I'm kicking myself for not waiting another week and I would have had the £200 card.
As it is I'm getting a £100 card but I'm also getting £120 from topcashback though that was supposed to have been £150.

They had to put a new cable in from the post across the road to the house and the guy was very capable,sorted it out quickly and with no fuss,was quite impressed by that.
He didn't dither in the house though put the master socket in and was gone which I wasn't so used to after Virgin,the Virgin people like to show you how to use the Tivo etc but the Openreach fella was down the road as soon as you could blink.
 
the Virgin people like to show you how to use the Tivo etc but the Openreach fella was down the road as soon as you could blink.
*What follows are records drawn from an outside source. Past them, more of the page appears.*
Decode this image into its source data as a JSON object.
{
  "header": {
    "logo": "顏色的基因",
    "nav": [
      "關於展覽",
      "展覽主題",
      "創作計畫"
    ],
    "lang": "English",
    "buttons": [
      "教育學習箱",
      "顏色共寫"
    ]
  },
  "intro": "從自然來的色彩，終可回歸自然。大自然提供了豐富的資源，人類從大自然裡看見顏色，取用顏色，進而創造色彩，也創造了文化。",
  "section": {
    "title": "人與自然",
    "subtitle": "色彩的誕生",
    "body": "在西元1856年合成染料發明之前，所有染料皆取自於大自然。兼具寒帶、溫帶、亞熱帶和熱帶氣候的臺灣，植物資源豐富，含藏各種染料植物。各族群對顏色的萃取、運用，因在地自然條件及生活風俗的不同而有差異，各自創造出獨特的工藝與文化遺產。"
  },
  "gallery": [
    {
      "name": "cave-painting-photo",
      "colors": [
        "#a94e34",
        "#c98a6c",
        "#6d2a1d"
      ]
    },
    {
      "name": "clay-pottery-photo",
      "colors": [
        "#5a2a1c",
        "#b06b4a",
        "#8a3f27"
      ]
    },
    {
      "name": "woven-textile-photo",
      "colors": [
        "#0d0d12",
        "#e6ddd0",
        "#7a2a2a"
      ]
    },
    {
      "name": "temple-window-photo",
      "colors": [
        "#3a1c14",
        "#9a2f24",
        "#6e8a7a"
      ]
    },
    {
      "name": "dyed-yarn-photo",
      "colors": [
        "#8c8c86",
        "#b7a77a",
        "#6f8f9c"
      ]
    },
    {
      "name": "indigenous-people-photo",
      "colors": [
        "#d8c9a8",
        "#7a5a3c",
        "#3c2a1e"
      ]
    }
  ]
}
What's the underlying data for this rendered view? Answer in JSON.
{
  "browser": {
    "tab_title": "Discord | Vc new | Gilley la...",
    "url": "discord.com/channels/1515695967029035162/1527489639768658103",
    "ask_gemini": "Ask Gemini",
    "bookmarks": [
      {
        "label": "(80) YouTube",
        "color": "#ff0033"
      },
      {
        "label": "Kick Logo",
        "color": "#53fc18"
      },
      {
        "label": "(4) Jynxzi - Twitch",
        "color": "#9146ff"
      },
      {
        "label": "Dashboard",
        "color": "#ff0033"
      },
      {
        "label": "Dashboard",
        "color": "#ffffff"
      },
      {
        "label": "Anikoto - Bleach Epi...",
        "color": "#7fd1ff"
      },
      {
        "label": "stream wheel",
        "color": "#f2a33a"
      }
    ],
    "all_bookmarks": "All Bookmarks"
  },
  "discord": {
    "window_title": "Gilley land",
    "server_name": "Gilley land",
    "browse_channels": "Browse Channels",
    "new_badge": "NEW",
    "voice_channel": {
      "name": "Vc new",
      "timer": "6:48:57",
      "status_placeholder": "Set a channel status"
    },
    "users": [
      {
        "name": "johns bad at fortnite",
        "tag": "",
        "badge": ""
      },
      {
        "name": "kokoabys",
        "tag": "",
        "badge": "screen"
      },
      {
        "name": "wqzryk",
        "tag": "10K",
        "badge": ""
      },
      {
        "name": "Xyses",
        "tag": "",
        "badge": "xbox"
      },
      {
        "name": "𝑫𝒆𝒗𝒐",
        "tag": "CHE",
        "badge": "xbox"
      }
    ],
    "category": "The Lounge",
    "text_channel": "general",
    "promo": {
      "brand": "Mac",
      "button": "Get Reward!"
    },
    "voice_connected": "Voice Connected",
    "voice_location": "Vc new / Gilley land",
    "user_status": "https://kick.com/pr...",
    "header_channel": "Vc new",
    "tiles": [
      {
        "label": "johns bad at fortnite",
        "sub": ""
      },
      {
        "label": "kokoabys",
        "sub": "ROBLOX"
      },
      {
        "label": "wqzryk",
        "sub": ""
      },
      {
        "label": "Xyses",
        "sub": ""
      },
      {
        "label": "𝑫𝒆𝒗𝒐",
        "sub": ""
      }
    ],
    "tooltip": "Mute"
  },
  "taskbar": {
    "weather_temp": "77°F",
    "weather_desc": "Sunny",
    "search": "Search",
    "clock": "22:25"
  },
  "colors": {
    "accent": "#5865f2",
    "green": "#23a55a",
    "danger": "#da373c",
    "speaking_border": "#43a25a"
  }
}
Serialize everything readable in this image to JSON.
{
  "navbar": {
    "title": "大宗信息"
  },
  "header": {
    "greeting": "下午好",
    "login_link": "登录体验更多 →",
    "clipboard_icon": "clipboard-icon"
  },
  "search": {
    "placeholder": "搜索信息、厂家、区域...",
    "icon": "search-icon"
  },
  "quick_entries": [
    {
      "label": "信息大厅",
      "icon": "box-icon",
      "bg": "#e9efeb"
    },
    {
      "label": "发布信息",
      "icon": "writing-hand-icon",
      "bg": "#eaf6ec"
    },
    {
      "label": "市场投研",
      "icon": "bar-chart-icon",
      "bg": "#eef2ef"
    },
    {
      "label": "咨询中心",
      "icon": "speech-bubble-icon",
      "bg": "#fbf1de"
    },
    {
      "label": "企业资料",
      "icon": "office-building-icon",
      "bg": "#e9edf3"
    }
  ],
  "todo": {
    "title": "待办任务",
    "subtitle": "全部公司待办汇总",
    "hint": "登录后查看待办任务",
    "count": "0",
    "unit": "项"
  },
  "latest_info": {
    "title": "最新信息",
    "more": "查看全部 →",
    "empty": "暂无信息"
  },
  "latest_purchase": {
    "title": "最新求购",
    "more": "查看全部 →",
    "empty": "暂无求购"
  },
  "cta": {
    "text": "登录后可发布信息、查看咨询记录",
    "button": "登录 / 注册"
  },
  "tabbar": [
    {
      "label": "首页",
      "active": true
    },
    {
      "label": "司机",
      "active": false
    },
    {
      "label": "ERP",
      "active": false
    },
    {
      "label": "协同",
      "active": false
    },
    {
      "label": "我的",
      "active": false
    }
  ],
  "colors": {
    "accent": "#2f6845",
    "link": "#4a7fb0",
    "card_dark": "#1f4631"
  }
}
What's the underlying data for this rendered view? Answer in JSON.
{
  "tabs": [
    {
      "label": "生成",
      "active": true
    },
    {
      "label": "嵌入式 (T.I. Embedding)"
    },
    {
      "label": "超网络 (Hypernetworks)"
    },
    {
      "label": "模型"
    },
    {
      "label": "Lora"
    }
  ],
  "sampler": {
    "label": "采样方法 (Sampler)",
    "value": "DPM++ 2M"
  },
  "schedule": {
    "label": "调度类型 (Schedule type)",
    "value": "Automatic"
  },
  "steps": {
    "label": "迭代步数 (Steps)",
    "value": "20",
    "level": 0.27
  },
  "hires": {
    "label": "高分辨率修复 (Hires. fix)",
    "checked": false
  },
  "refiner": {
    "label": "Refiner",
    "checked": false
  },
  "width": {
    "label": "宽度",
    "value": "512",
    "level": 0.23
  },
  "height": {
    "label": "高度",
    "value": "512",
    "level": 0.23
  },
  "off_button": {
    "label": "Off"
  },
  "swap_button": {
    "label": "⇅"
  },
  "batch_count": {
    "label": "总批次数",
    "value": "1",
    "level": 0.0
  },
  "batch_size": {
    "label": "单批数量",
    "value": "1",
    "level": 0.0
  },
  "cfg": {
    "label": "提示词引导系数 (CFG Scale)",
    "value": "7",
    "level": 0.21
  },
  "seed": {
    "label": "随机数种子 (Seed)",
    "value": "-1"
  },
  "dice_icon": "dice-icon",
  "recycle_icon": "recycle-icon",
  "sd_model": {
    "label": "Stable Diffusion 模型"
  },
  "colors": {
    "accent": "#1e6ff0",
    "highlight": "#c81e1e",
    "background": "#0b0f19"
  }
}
What did you expect him to demonstrate? He's there on behalf of your service provider to install/provide the connection. He not there (and is incidentally instructed not to) demonstrate how things work or setup routers etc..
 
I know,just saying how different it was from Virgin.

The Youview box and router had only arrived the day before and I was half expecting him to set them up too tbh.
 
I know,just saying how different it was from Virgin.

The Youview box and router had only arrived the day before and I was half expecting him to set them up too tbh.

There's the distinction though. Virgin engineers act on behalf of Virgin.

Openreach engineers act on behalf of hundreds of different CPs. Most of which, despite what they tell the end user, strictly forbid Openreach from touching their user equipment*

* - That's not to say some engineers won't help the little old lady plug in her router but it's not encouraged.